Il fallait absolument éviter la confusion que le constituant a rejeté entre, d'une part, la responsabilité juridique – qu'il reviendra, le cas échéant, aux juges de droit commun d'apprécier dans l'hypothèse où le Président serait destitué –, et, d'autre part, la responsabilité constitutionnelle – dont l'objet est seulement de déclarer, quelle que soit la nature des faits, comportements ou actes reprochés, que la fonction de chef d'État serait entachée si son titulaire n'était pas destitué.

La composition de cette commission ad hoc, telle qu'elle découle de nos débats en commission des lois, tout comme ses pouvoirs, nous semblent là encore correspondre à la solution préconisée par le comité Avril.
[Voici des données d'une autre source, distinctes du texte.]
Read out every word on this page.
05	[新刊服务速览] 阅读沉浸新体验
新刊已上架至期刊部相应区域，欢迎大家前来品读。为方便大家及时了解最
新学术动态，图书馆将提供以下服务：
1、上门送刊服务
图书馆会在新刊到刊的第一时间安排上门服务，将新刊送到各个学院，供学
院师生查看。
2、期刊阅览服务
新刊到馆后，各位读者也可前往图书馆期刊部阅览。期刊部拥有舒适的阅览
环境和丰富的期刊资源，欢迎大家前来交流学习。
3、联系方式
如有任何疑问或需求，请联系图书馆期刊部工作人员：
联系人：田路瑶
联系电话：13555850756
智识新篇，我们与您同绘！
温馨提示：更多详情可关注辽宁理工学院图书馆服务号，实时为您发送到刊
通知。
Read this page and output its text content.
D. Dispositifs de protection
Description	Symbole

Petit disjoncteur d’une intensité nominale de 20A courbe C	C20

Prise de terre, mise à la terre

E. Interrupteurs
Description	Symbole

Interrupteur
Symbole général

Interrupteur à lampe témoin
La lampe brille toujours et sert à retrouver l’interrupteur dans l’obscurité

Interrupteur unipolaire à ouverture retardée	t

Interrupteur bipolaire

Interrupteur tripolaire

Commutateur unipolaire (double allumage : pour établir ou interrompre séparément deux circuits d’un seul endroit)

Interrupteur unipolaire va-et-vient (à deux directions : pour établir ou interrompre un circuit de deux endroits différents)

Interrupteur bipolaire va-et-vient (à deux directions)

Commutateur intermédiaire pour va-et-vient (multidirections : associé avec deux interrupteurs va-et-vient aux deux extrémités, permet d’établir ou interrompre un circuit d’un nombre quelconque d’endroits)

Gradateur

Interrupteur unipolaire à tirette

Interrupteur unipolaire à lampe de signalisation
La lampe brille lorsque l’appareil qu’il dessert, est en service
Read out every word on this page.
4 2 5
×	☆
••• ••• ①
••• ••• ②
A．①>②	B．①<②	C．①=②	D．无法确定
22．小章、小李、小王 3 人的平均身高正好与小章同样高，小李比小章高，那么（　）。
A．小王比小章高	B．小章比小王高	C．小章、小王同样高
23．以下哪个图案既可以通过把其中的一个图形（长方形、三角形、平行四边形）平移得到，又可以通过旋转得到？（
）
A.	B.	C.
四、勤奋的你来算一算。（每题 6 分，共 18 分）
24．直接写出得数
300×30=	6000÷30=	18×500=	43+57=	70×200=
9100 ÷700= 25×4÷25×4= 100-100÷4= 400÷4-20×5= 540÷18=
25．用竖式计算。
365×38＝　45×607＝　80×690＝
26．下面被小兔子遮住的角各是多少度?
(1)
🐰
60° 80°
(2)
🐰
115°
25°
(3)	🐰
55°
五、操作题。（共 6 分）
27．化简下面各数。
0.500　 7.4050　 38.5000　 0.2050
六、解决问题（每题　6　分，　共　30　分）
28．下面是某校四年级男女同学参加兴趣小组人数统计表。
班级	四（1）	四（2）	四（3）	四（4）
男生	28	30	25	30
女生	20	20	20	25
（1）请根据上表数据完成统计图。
Je rappelle cependant notre voeu que le règlement de l'Assemblée puisse résoudre une question que le texte ne tranche pas : celle du mode de désignation du président et du rapporteur de cette commission. Il nous semble par conséquent logique de prévoir que l'une des deux revienne de droit à un représentant du groupe dont serait membre le premier signataire de la proposition.

Nous n'avons donc pas encore décidé de notre position finale sur ce texte, monsieur le garde des sceaux.